Maxwell_Albert · January 19, 2022, 5:57pm

Now here is a distributed computing problem.
I write this function for communication between GPUs

class RemoteReceive(autograd.Function):
    @staticmethod
    def forward(ctx, input:torch.tensor = torch.tensor(1.0),from_rank:int = 0):
        dim = torch.tensor(1.0)
        dist.recv(dim,from_rank)
        size = torch.rand(int(dim))
        dist.recv(size,from_rank)
        x = torch.zeros(tuple(size.int()))
        
        dist.recv(x, from_rank)
        return x

    @staticmethod
    def backward(ctx, grad_output:torch.tensor = torch.tensor(1.0),to_rank:int = 0):
        dist.send(torch.tensor(grad_output.dim()*1.0),to_rank)
        #print("send to dim",to_rank,input.size.dim())
        dist.send(torch.tensor(grad_output.size())*1.0,to_rank)
        dist.send(grad_output, to_rank)
        return None

I need two input in backward. One for send to another GPU and another for choosing the rank of the GPU, but when I reference this function. like

        x = torch.rand(1)
        y = torch.rand(1)
        RemoteReceive.apply(x,1)
        print(rank,"finish forward")
        x.backward(x ,to_rank = 1)

A error occur
TypeError: backward() got an unexpected keyword argument ‘to_rank’
So how can I put these two arguments to backward,please.

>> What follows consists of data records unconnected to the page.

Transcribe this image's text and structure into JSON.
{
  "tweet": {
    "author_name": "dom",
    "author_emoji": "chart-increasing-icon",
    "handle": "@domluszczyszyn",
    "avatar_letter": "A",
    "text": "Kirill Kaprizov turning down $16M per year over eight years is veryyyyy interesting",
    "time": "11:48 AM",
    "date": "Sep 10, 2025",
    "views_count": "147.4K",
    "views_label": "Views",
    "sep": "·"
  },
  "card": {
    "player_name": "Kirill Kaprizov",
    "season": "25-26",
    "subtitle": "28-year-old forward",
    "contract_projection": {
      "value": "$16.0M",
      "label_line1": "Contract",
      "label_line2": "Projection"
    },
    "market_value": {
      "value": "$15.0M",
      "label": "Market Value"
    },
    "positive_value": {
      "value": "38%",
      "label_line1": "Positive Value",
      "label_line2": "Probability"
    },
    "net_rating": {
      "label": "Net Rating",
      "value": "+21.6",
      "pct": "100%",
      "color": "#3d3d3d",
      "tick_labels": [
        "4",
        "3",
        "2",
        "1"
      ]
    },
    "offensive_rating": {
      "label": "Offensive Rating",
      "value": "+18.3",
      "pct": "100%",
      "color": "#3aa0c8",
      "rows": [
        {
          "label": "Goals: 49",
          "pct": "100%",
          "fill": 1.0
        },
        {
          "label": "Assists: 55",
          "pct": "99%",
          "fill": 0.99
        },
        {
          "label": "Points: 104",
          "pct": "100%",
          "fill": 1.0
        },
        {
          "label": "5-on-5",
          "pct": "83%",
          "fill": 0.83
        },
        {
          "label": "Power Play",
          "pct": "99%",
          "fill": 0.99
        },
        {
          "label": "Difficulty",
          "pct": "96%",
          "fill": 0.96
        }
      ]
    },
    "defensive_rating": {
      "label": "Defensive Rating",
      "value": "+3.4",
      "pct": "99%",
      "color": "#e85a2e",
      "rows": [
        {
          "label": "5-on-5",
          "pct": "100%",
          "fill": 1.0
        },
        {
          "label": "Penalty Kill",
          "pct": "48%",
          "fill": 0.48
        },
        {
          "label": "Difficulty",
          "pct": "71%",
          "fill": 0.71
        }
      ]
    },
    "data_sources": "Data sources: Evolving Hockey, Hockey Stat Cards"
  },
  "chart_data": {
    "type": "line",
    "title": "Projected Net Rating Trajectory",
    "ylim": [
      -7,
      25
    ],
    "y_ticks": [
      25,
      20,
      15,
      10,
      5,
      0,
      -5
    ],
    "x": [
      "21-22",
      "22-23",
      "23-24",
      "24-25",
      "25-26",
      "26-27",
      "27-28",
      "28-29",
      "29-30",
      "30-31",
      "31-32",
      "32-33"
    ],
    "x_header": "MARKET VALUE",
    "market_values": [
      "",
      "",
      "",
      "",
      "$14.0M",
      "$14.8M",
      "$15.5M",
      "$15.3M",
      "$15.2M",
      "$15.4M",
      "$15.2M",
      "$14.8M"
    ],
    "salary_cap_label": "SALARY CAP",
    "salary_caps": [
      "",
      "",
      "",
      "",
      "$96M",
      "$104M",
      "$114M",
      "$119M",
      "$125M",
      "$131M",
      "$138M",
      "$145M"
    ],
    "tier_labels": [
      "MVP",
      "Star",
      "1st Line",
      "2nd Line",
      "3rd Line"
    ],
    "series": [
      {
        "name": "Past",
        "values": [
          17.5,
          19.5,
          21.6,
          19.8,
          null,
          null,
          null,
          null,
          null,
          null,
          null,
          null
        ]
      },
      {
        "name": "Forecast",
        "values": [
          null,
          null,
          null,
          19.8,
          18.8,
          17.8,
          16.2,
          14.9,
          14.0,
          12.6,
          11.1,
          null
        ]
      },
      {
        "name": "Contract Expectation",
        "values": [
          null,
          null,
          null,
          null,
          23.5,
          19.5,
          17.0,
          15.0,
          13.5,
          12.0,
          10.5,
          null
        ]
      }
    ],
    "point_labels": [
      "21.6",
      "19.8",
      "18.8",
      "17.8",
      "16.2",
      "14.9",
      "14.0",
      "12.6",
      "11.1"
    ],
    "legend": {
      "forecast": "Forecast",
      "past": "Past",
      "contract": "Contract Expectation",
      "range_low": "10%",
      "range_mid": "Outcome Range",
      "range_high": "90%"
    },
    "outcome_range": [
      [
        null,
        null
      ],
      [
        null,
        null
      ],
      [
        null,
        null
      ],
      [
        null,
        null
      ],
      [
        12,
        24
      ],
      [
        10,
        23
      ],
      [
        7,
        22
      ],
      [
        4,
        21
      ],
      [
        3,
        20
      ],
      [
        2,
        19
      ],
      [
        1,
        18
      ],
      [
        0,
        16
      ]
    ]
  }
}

albanD · January 19, 2022, 8:27pm

Hi,

The backward that you implement is not the same as the one that gets called. The one you write will only work with gradients.

You can solve this by simply passing both the from_rank and to_rank to the apply (and so take both as input for your forward).
And in your forward save anything that you need for the backward on the ctx: ctx.to_rank = to_rank.

Maxwell_Albert · January 20, 2022, 7:56am

Thank you!
By the way, is there any possible platform that I can learn some pytorch distributed through tcp connection.
What I saw on pytorch doc are some to.(device) type.

albanD · January 20, 2022, 3:11pm

I would look into pytorch’s RPC system. It will allow you to send/receive Tensors (and other pytorch objects) easily over a few network layers.